How many digits in this base?

Question

The problem is to derive a formula for determining number of digits a given decimal number could have in a given base.

For example: The decimal number 100006 can be represented by 17,11,9,8,7,6,8 digits in bases 2,3,4,5,6,7,8 respectively.

Well the formula I derived so far is like this : (log10(num) /log10(base)) + 1.

in C/C++ I used this formula to compute the above given results.

long long int size = ((double)log10(num) / (double)log10(base)) + 1.0;

But sadly the formula is not giving correct answer is some cases,like these :

Number 8 in  base 2 : 1,0,0,0
Number of digits: 4
Formula returned: 3

Number 64 in  base 2 : 1,0,0,0,0,0,0
Number of digits: 7
Formula returned: 6

Number 64 in  base 4 : 1,0,0,0
Number of digits: 4
Formula returned: 3

Number 125 in  base 5 : 1,0,0,0
Number of digits: 4
Formula returned: 3

Number 128 in  base 2 : 1,0,0,0,0,0,0,0
Number of digits: 8
Formula returned: 7

Number 216 in  base 6 : 1,0,0,0
Number of digits: 4
Formula returned: 3

Number 243 in  base 3 : 1,0,0,0,0,0
Number of digits: 6
Formula returned: 5

Number 343 in  base 7 : 1,0,0,0
Number of digits: 4
Formula returned: 3

So the error is by 1 digit.I just want somebody to help me to correct the formula so that it work for every possible cases.

Edit : As per the input specification I have to deal with cases like 10000000000, i.e 10^10,I don't think log10() in either C/C++ can handle such cases ? So any other procedure/formula for this problem will be highly appreciated.

Answer 1

There are fast floating operations in your compiler settings.
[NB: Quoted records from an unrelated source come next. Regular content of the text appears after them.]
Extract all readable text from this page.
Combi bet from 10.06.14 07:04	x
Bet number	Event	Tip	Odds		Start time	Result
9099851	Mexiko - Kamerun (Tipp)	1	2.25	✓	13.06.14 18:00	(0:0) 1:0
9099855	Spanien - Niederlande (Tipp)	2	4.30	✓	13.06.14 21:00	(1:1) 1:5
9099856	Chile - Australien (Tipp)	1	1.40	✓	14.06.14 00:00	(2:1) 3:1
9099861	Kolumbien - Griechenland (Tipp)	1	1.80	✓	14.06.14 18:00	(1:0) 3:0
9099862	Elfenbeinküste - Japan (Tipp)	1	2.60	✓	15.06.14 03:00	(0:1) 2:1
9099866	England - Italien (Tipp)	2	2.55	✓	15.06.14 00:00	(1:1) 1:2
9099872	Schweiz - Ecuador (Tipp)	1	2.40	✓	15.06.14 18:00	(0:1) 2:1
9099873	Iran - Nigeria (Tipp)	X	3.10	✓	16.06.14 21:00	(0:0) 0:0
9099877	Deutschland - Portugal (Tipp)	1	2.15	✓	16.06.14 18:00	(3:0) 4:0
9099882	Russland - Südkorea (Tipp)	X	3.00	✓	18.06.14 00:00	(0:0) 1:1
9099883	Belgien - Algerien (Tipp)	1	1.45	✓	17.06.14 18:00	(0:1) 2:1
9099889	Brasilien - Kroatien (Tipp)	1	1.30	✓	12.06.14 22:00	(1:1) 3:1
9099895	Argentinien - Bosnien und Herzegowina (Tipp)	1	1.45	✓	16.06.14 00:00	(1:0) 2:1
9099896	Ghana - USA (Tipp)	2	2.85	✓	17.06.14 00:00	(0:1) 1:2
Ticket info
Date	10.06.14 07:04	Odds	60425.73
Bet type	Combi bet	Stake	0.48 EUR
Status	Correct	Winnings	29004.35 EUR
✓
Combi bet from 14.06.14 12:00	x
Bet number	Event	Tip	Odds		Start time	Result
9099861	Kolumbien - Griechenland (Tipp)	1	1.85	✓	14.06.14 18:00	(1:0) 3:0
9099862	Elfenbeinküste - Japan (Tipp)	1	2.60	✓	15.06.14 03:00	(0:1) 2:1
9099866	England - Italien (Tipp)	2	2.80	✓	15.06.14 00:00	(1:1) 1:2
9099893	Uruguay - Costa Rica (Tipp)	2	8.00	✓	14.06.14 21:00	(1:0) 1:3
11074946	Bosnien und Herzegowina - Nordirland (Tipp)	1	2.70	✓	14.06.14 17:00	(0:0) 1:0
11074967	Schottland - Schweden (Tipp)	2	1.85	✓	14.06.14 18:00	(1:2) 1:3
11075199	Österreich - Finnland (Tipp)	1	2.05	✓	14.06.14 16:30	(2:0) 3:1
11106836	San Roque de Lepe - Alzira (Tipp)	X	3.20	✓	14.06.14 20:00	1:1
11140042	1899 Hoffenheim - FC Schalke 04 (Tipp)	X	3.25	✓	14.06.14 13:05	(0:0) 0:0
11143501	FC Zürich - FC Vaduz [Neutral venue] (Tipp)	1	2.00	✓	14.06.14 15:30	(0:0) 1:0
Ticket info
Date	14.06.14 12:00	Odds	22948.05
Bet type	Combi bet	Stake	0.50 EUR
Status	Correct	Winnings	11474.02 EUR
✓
You need precise floation operations. The thing is that log10(8)/log10(2) is always 3 in math. But may be your result is 2.99999, for expample. It is bad. You must add small additive, but not 0.5. It should be about .00001 or something like that.

Almost true formula:

int size = static_cast<int>((log10((double)num) / log10((double)base)) + 1.00000001);

Really true solution

You should check the result of your formula. Compexity is O(log log n) or O(log result)!

int fast_power(int base, int s)
{
    int res = 1;
    while (s) {
        if (s%2) {
            res*=base;
            s--;
        } else {
            s/=2;
            base*=base;
        }
    }
    return res;
}

int digits_size(int n, int base)
{
    int s = int(log10(1.0*n)/log10(1.0*base)) + 1;
    return fast_power(base, s) > n ? s : s+1;
}

This check is better than Brute-force test with base multiplications.